Ancient City’s Destruction by Exploding Space Rock May Have Inspired Biblical Story of Sodom

Around 1650 B.C.E., the Bronze Age city of Tall el-Hammam was wiped out by a blast 1,000 times more powerful than the atomic bomb used at Hiroshima

Reconstruction of the blast above a city building
“Air temperatures rapidly rose above 3,600 degrees Fahrenheit,” writes study co-author Christopher Moore. “Clothing and wood immediately burst into flames. Swords, spears, mudbricks and pottery began to melt. Almost immediately, the entire city was on fire.” Allen West and Jennifer Rice under CC BY-ND

The destruction of Tall el-Hammam, a Bronze Age city in the Jordan Valley, by an exploding comet or meteor may have inspired the biblical story of Sodom and Gomorrah, a new study suggests. (“[N]otoriously sinful cities,” Sodom and Gomorrah’s devastation by sulfur and fire is recorded in the Book of Genesis, according to Encyclopedia Britannica.)

At the time of the disaster, around 1650 B.C.E., Tall el-Hammam was the largest of three major cities in the valley. It likely acted as the region’s political center, reports Ariella Marsden for the Jerusalem Post. Combined, the three metropolises boasted a population of around 50,000.

Tall el-Hammam’s mudbrick buildings stood up to five stories tall. Over the years, archaeologists examining the structures’ ruins have found evidence of a sudden high-temperature, destructive event—for instance, pottery pieces that were melted on the outside but untouched inside. 

Almost immediately, the entire city was on fire.

The new paper, published in the journal Nature Scientific Reports, examined possible causes of the devastation based on the archaeological record. The researchers concluded that warfare, a fire, a volcanic eruption or an earthquake were unlikely culprits, as these events couldn’t have produced heat intense enough to cause the melting recorded at the scene. That left a space rock as the most likely cause.

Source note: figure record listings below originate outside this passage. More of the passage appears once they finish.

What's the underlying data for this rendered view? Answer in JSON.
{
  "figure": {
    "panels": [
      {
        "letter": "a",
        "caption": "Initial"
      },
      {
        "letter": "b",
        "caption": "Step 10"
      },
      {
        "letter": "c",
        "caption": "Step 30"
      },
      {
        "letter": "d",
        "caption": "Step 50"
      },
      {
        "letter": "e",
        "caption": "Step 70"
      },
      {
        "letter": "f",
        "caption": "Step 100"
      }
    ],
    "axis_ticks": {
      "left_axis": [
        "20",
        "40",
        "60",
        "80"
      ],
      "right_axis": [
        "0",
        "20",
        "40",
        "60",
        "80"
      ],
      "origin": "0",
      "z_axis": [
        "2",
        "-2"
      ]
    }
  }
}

Because experts failed to find a crater at the site, they attributed the damage to an airburst created when a meteor or comet traveled through the atmosphere at high speed. It would have exploded about 2.5 miles above the city in a blast 1,000 times more powerful than the atomic bomb used at Hiroshima, writes study co-author Christopher R. Moore, an archaeologist at the University of South Carolina, for the Conversation

“Air temperatures rapidly rose above 3,600 degrees Fahrenheit,” Moore explains. “Clothing and wood immediately burst into flames. Swords, spears, mudbricks and pottery began to melt. Almost immediately, the entire city was on fire.”

Seconds after the blast, a shockwave ripped through the city at a speed of roughly 740 miles per hour—faster than the worst tornado ever recorded. The cities’ buildings were reduced to foundations and rubble.

“None of the 8,000 people or any animals within the city survived,” Moore adds. “Their bodies were torn apart and their bones blasted into small fragments.”

Corroborating the idea that an airburst caused the destruction, the researchers found melted metals and unusual mineral fragments among the city’s ruins.

Researchers stand in the city's ruins
A massive fire and shockwave caused by the exploding space rock leveled the city, according to the new study. Phil Silvia under CC BY-ND

“[O]ne of the main discoveries is shocked quartz,” says James P. Kennett, an emeritus earth scientist at the University of California Santa Barbara, in a statement. “These are sand grains containing cracks that form only under very high pressure.”

The archaeologists also discovered high concentrations of salt in the “destruction layer” of the site, possibly from the blast’s impact on the Dead Sea or its shores. The explosion could have distributed the salt across a wide area, possibly creating high-salinity soil that prevented crops from growing and resulted in the abandonment of cities along the lower Jordan Valley for centuries.

Moore writes that people may have passed down accounts of the spectacular disaster as oral history over generations, providing the basis for the biblical story of Sodom and Gomorrah—which, like Tall el-Hammam, were supposedly located near the Dead Sea.

In the Book of Genesis, God “rained upon Sodom and upon Gomorrah brimstone and fire from the Lord out of heaven,” and “the smoke of the country went up as the smoke of a furnace.” According to the Gospel of Luke, “on the day that Lot left Sodom, it rained fire and sulfur from heaven and destroyed all of them.”

Whether Tall el-Hammam and Sodom were actually the same city is an ongoing debate. The researchers point out that the new study does not offer evidence one way or the other.

“All the observations stated in Genesis are consistent with a cosmic airburst,” says Kennett in the statement, “but there’s no scientific proof that this destroyed city is indeed the Sodom of the Old Testament.”